This study begins by documenting the differences between CTAs/MFFs and hedge funds and mutual funds, starting with the legal and operational differences. Next, it conducts a performance analysis, which indicates that CTAs and MFFs, as standalone investment vehicles, provide returns that are higher than the average market returns in bear markets, while carrying lower risk. The strong standing of CTAs and MFFs in bear markets earn them their reputation as “downside risk protectors.” CTAs and MFFs are profitable individual assets but adding these funds to classical asset portfolios enhances portfolio performance significantly. This feature makes them strong hedging assets. As expected, their performance is below that of standard assets in up markets.

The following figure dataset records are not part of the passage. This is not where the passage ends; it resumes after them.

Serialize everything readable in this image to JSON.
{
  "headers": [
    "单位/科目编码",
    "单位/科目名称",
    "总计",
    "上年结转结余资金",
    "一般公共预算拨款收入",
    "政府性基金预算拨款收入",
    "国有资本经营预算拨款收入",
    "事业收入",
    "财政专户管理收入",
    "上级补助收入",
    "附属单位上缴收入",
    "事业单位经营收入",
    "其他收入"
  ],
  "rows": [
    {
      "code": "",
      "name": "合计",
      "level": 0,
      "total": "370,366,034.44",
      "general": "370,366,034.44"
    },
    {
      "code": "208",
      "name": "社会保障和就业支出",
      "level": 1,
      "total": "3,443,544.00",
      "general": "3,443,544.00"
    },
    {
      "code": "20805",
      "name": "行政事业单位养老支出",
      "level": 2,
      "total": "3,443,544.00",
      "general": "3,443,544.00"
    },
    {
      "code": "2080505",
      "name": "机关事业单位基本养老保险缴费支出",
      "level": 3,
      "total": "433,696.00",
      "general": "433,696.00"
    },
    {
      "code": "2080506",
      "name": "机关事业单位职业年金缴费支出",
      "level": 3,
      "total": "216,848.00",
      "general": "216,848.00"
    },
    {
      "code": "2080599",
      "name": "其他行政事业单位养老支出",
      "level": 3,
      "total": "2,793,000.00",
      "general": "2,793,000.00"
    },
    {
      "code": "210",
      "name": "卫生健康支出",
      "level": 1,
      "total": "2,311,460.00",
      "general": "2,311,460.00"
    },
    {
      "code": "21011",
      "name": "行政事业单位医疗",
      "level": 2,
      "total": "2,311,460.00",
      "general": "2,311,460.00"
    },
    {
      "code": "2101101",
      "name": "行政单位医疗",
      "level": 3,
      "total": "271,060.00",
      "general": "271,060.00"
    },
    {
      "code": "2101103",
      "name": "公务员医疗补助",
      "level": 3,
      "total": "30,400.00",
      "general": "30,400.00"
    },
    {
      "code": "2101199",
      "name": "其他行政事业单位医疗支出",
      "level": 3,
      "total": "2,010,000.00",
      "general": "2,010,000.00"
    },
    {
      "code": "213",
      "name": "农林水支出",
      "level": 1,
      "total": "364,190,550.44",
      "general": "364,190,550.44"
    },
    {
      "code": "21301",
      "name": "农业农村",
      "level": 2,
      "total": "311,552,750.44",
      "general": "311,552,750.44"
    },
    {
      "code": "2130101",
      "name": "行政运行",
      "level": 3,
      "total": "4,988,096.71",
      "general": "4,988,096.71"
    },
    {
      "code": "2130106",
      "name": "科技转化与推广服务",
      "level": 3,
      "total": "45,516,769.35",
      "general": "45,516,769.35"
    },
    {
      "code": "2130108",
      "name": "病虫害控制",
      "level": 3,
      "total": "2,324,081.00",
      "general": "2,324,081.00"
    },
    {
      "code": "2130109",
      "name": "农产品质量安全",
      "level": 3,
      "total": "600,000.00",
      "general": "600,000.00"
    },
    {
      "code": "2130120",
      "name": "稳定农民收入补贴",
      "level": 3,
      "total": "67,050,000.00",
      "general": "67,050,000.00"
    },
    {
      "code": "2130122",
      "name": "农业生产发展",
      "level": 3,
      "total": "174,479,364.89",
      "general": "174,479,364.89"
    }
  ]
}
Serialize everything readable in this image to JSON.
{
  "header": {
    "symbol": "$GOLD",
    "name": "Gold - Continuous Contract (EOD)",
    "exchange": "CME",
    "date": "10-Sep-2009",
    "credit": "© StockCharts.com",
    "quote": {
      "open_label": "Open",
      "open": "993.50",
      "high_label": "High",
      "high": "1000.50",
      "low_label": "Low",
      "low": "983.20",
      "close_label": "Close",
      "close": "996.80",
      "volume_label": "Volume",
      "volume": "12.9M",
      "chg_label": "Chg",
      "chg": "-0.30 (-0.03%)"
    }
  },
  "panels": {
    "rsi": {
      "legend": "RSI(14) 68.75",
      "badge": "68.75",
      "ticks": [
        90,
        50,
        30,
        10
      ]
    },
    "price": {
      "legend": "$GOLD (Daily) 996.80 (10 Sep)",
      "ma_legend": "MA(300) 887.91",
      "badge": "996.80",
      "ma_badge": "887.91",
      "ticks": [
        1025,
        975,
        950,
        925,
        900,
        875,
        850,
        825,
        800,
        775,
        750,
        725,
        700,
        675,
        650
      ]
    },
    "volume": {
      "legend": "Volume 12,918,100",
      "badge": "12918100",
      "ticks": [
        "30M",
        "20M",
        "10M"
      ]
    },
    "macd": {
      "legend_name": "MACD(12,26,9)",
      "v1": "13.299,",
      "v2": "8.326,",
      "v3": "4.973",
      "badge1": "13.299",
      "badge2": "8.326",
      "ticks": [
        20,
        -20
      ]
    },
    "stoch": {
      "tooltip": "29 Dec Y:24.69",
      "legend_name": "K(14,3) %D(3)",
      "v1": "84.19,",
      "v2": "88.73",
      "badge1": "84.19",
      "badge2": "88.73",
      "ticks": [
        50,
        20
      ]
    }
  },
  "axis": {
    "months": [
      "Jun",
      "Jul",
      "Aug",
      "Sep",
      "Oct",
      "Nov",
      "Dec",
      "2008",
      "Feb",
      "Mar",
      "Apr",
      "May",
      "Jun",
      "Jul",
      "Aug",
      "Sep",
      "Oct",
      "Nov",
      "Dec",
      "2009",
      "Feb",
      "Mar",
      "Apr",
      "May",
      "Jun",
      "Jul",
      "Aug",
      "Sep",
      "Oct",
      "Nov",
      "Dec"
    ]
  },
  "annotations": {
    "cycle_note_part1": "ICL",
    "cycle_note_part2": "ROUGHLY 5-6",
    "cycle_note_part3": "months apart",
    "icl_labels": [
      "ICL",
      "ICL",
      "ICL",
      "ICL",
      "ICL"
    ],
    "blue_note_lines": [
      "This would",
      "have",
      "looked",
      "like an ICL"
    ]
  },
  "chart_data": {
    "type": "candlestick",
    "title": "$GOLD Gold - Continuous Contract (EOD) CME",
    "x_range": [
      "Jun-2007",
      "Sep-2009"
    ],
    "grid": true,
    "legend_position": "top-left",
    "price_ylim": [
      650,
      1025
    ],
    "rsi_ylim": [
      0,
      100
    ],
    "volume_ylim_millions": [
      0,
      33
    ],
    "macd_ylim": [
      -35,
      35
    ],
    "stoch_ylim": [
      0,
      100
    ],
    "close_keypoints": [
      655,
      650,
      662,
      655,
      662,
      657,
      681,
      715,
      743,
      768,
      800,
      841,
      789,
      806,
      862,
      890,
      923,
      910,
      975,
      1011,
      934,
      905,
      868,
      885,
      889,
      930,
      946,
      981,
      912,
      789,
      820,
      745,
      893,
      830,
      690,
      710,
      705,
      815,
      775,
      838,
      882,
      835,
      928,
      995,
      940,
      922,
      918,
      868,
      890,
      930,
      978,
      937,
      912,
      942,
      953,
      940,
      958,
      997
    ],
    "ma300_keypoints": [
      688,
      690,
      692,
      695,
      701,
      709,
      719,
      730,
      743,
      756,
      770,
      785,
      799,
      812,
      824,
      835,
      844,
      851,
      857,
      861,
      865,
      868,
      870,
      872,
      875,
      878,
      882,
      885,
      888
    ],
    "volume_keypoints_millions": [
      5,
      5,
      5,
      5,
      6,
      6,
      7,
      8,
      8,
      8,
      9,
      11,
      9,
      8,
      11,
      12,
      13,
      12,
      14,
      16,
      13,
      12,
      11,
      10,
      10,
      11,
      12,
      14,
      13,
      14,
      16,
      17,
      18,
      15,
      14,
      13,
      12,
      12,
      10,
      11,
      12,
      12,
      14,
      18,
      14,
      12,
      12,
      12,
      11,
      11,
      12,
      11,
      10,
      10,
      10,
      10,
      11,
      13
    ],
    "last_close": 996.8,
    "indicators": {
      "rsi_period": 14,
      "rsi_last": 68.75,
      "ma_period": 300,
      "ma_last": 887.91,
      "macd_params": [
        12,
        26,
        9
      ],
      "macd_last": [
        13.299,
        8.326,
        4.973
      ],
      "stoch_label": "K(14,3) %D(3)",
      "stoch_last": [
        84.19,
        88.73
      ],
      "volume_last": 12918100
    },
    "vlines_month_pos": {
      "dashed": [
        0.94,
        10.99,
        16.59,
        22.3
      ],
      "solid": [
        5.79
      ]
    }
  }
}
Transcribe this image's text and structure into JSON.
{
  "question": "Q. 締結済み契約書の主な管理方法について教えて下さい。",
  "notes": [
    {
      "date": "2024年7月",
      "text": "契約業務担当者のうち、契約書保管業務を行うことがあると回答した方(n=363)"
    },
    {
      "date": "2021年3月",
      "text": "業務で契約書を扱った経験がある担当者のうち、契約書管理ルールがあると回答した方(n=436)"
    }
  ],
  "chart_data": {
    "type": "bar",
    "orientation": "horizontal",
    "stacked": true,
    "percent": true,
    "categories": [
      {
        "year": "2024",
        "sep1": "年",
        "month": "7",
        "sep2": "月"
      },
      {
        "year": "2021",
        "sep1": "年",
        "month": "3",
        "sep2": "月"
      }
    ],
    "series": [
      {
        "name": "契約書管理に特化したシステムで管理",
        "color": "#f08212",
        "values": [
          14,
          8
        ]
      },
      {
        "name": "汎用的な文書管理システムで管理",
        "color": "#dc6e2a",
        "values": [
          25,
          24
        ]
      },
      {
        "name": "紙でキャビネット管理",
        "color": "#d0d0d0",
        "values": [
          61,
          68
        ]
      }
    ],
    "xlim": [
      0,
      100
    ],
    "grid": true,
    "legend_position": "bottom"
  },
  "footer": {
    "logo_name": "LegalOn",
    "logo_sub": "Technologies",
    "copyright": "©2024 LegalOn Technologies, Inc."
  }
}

Chapter 4 finds that the superior performance of CTAs and MFFs can be explained by managerial skill. Positive and significant Jensen alphas are evidence of good performance; moreover, the persistence of the Jensen alphas is supported by both parametric and non-parametric tests. Incentive fees and fund age are found to be positively related to managerial skill, while (somewhat surprisingly) management fees are found to be negatively related to it.
Chapter 5 finds that many financial and macroeconomic factors are statistically unrelated to CTA and MFF performance. However, the value premium (HML) factor and industrial production growth (IPG) are correlated with their performance. HML has a relation effect on one-month-ahead fund returns, whereas IPG has a negative association with them. Nonparametric tests support these results marginally. Overall, these findings suggest that both CTAs and MFFs use well-known and well-established predictors of expected returns to generate their alphas.